Heaney might have been wise to stick to his ‘Slack’ instincts and avoid the pitfalls of allegory. In ‘A Herbal’ the generalised connections made between collective plant and collective human behaviour are unconvincing and questionable. ‘Broom / is like the disregarded / and company for them/shows them / they have to keep going/ that the whole thing’s worth / the effort.’ This is the kind of sound bite that is bound to turn up sooner or later in Áras an Uachtaráin or the White House, or some other hall of hollow words, providing the elite with a literary fig leaf.

Fully attuned to language’s sonical properties, Heaney sometimes suffers a dismaying blindspot to the ideological ramifications of words and symbols. I confess to being repeatedly repulsed by the use of the word ‘mob’, perhaps the world’s most loaded term, to describe the crowd of famished and desperate human beings queuing for aid under armed threat in ‘Human Chain’. ‘The Mite Box,’ a poem that eulogises petty alms-giving, one the most patronising aspects of the West’s relationship to the developing world it oppresses, is indicative of a remarkably uncritical attitude to the institutions and practices of the Catholic Church. In the present context, this strikes one as both aloof and absurd.  
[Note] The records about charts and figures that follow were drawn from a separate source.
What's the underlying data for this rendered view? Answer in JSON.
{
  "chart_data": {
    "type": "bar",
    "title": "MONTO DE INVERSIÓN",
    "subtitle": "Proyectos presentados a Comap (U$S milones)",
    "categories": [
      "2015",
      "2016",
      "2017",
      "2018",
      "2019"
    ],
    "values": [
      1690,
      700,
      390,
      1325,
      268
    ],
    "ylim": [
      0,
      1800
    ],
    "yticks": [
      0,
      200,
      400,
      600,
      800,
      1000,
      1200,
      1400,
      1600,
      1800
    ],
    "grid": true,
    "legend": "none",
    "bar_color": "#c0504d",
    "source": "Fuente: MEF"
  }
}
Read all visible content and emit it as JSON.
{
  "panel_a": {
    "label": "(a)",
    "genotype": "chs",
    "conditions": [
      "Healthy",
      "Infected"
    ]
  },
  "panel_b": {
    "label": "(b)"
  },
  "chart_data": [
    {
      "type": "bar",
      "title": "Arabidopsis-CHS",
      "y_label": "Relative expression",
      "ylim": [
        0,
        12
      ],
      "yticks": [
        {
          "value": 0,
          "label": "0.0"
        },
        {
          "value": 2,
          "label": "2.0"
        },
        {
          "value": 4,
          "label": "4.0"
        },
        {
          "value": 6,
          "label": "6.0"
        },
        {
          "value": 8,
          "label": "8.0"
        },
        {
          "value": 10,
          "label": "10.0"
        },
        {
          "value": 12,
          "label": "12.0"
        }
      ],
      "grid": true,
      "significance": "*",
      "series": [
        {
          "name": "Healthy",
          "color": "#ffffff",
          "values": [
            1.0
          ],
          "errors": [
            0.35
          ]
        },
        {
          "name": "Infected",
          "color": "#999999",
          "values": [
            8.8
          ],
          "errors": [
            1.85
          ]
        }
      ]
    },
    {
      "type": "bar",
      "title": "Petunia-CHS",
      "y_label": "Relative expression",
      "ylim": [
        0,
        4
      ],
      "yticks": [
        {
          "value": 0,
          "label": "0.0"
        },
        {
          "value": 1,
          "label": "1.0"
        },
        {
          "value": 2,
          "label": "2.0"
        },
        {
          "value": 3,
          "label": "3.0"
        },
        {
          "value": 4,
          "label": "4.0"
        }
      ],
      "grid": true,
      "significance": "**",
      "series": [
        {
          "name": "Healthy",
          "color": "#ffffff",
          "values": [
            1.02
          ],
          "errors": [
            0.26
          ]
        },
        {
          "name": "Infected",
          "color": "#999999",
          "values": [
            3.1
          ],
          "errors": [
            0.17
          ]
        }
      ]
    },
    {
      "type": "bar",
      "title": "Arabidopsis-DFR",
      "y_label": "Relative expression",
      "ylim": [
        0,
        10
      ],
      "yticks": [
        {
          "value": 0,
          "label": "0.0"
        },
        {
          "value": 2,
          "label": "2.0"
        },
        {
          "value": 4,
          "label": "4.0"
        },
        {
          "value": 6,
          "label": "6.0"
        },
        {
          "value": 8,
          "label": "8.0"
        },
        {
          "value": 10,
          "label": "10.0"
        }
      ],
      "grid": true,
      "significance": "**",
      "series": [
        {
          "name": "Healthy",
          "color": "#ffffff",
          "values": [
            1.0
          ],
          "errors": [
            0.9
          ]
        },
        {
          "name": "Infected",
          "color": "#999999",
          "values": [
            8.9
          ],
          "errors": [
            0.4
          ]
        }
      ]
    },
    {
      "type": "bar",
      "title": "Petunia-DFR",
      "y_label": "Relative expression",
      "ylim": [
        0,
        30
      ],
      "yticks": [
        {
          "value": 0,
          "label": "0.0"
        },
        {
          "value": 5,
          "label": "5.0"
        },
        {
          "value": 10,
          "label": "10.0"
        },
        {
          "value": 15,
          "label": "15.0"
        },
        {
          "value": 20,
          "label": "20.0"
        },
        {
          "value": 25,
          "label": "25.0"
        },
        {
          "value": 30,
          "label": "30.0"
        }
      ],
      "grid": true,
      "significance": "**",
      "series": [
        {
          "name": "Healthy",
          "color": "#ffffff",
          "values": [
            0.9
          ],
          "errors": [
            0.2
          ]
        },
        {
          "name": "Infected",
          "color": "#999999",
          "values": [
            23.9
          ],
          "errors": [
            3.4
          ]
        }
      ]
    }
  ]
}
All of the generative ambiguity that I have mapped out in Human Chain can perhaps be better understood as incidents within a larger conflict taking place in the conceptual background of the book, as well as in culture generally, between what one might broadly call the Platonic/idealist and the Heraclitean/materialist conceptions of life and art. For most of his career Heaney has undoubtedly been a Platonist, working towards the canon, ambitious—and deserving—of a place in the imagined Byzantium of pure form, the eternal ever-present of posterity, the gilded afterlife of artists. Now, ‘as I age and blank’, the reality of encroaching oblivion is dissolving all these artistic Shangri-las, releasing Heaney‘s poetry into the metamorphic flow of material time. Not only life, but also art, no matter how well-established or perfectly rendered, can be forgotten, and if not forgotten, at least historically transformed. It is not angels or ghosts but historical beings who encounter art and engage with it, and their minds are always changing, along with their evolving tongues and hermeneutic frameworks. Heaney’s work, like anyone else’s, will eventually carry forth little or none of its original intentions and meanings. The stroke-inspired urgency of facing up to this universal sentence of death produces both the dread and the exhilaration that are the twin and inextricable dynamos of this powerful and intriguing book.